Talvez, para quem começa a colecionar arte, seja mais convidativo comprar sua primeira obra numa feira de porte médio, onde circular entre os estandes é menos tumultuado, os galeristas têm mais tempo para conversar e os seus programas expositivos mostram no máximo três artistas.
Essa tem sido a aposta da ArPa, feira de arte que chega nesta semana à sua quinta edição, em São Paulo, orgulhosa de seu ritmo “menos frenético”, como diz Camilla Barella, a fundadora e diretora do evento.
“Faltava uma feira que não causasse ansiedade na hora que você entra, aquela sensação de que você não vai conseguir ver tudo”, ela afirma, acrescentando que queria um evento “com maior profundidade”, dado que, na ArPa, as galerias selecionam poucos artistas para mostrar mais obras de cada.
Este ano, serão cerca de 60 expositores na ArPa, dentre os quais galerias recém-chegadas ao mercado, como a Mazzucchelli Cardoso, e outras que estão no negócio há décadas —Luisa Strina, Nara Roesler. Para comparação, a maior feira de arte do Brasil, a SP-Arte, que também acontece na capital paulista, teve mais de cem galerias na edição deste ano.
De acordo com Barella, a ArPa formou novos colecionadores que antes não se identificavam com o perfil de outras iniciativas. “E esses colecionadores agora consultam, compram, muitas vezes indicam e voltam à feira.
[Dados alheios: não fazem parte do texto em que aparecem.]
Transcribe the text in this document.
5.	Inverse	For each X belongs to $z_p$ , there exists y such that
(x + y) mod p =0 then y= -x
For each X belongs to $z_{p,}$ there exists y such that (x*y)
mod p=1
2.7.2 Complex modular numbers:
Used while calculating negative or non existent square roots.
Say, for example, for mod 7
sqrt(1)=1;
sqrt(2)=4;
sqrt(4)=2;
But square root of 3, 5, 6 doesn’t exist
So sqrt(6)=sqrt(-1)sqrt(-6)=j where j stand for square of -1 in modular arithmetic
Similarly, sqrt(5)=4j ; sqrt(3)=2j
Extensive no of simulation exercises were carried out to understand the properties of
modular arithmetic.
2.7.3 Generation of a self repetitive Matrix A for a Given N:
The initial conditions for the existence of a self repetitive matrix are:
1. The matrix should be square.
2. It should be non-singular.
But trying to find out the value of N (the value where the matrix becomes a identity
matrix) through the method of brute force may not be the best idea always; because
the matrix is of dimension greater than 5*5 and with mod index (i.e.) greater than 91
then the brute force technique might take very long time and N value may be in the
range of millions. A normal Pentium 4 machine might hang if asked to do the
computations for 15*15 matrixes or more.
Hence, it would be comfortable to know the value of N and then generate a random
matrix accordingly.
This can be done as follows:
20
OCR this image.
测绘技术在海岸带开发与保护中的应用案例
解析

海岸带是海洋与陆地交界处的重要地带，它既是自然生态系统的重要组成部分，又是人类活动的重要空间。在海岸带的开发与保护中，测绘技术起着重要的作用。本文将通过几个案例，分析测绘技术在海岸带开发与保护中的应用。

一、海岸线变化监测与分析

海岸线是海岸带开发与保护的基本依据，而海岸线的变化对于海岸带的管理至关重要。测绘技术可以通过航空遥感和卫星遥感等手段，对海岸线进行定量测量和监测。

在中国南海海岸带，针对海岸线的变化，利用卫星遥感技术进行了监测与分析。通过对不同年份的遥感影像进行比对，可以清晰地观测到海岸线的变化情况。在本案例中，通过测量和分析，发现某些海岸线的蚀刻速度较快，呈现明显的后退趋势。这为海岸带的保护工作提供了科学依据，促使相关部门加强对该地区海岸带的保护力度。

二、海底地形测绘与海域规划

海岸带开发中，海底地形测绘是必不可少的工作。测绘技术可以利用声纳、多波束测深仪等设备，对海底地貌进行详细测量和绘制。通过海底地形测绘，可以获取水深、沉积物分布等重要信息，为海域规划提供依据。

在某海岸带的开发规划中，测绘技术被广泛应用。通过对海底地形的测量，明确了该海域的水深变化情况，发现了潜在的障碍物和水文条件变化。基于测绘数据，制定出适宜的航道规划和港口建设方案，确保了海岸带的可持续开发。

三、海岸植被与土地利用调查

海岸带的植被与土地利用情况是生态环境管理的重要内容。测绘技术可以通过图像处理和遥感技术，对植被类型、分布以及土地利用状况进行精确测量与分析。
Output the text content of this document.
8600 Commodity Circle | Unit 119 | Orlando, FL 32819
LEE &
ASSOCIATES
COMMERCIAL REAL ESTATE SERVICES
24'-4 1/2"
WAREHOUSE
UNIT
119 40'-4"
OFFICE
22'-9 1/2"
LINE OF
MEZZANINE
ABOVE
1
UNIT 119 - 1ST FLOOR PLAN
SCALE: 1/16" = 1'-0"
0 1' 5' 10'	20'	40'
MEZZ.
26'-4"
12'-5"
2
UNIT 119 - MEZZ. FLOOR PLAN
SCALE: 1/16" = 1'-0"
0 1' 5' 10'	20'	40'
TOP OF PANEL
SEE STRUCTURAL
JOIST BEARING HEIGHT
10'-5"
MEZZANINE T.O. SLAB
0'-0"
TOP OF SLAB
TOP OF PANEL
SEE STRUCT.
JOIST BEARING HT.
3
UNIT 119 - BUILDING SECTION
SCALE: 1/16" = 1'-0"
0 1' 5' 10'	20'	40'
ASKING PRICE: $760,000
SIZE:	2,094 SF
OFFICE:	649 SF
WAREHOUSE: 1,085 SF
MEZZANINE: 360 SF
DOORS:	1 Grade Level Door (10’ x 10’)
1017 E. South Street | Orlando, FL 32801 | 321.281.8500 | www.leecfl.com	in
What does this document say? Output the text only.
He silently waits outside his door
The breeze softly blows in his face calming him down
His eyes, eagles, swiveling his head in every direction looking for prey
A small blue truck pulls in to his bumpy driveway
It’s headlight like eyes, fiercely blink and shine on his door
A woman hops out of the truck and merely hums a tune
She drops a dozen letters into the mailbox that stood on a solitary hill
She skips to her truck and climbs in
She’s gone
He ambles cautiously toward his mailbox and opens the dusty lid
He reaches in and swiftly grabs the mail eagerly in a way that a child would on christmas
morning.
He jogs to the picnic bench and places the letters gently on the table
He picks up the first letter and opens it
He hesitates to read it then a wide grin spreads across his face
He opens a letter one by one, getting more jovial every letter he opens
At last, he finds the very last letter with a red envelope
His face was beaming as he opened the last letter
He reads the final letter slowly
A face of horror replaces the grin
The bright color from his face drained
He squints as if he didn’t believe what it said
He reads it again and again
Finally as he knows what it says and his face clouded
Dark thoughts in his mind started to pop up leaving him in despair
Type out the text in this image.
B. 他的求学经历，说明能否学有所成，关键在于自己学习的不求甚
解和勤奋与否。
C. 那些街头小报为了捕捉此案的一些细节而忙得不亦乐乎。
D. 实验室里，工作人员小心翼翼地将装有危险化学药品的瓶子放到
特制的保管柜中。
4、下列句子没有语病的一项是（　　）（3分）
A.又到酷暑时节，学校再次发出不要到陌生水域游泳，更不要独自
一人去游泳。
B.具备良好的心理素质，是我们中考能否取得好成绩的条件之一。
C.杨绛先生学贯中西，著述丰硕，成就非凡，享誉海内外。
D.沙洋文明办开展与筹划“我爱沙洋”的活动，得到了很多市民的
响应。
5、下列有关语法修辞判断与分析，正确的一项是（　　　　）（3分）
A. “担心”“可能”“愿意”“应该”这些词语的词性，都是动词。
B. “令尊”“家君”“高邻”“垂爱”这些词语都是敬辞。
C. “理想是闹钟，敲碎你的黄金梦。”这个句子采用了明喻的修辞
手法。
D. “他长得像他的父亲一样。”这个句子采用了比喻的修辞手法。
Quero que a feira continue sendo um lugar onde alguém que está comprando pela primeira vez se sinta confiante para isso.”
Uma pesquisa feita pela própria feira com mais de cem profissionais do mercado de arte do Brasil e da América Latina apontou que 59% deles percebem que há a chegada de novos compradores no mercado. O levantamento também mostrou que, para 38% dos galeristas, o maior desafio é ampliar e fidelizar este público.
Quem são estas pessoas? Barella conta ver dois perfis distintos. O primeiro é um pessoal mais jovem, entre os 23 e 30 e poucos anos, que já tem bagagem cultural e alguma aproximação com as artes e acaba comprando obras de valores mais acessíveis, como de artistas da mesma geração ou múltiplos.
E o segundo são compradores de mais idade, por volta de 45 a 50 anos, já com carreira estabelecida e fundos suficientes para apostar em artistas em meio de carreira ou consolidados. Segundo Barella, esse público —que inclui muitos médicos e advogados— é auxiliado por consultores de arte, hoje bem mais atuantes no mercado do que há poucos anos.
Para quem quer abrir a carteira, opções não vão faltar na ArPa. Ana Sario mostra na galeria Marcelo Guarnieri pinturas de campos de flores, enquanto o jovem artista Arthur Siebra leva para o estande da Luis Maluf telas de natureza informadas por sua criação no sítio de seus avós em Crato, no interior do Ceará.
A Pinakotheke, que acaba de inaugurar uma sede no bairro de Higienópolis, exibe uma seleção de obras do pintor e escultor Farnese de Andrade, que andava meio esquecido. Já a galeria Luisa Strina aporta com pinturas de Ana Prata, telas feitas com carvão, linha e cabelo por Bruno Baptistelli, e esculturas de clipes de papel de Pablo Accinelli, um artista da Argentina.
Do país vizinho estarão na feira cinco galerias, a maior representação internacional num evento que terá também casas da Venezuela e Estados Unidos. A aproximação com a Argentina, que vinha acontecendo desde a primeira edição, segundo Barella, se intensificou no ano passado, quando ela visitou Buenos Aires a convite de uma associação de galerias locais.
“Essa visita foi importante porque mostrou o quanto existe uma proximidade real de repertório entre as produções argentinas e brasileiras, que vai além da geografia”, diz.
Ela cita o exemplo da Calvaresi, galeria que, no ano passado, vendeu todo o seu estande na ArPa, onde mostrou obras do artista histórico Alfredo Stampinato. “Vários colecionadores faziam referência ao [pintor] Lorenzato ao falar dele. Há uma sintonia conceitual e estética que torna esse diálogo muito natural.”
Neste ano, a Calvaresi retorna com uma mostra de Dignora Pastorello, pintora de paisagens e lugares que dialogariam com Eleonore Koch. As outras galerias argentinas na feira são Hache Cott, Nora Fisch, Isla Flotante —que inclusive tem um escritório no Brasil— e Hache.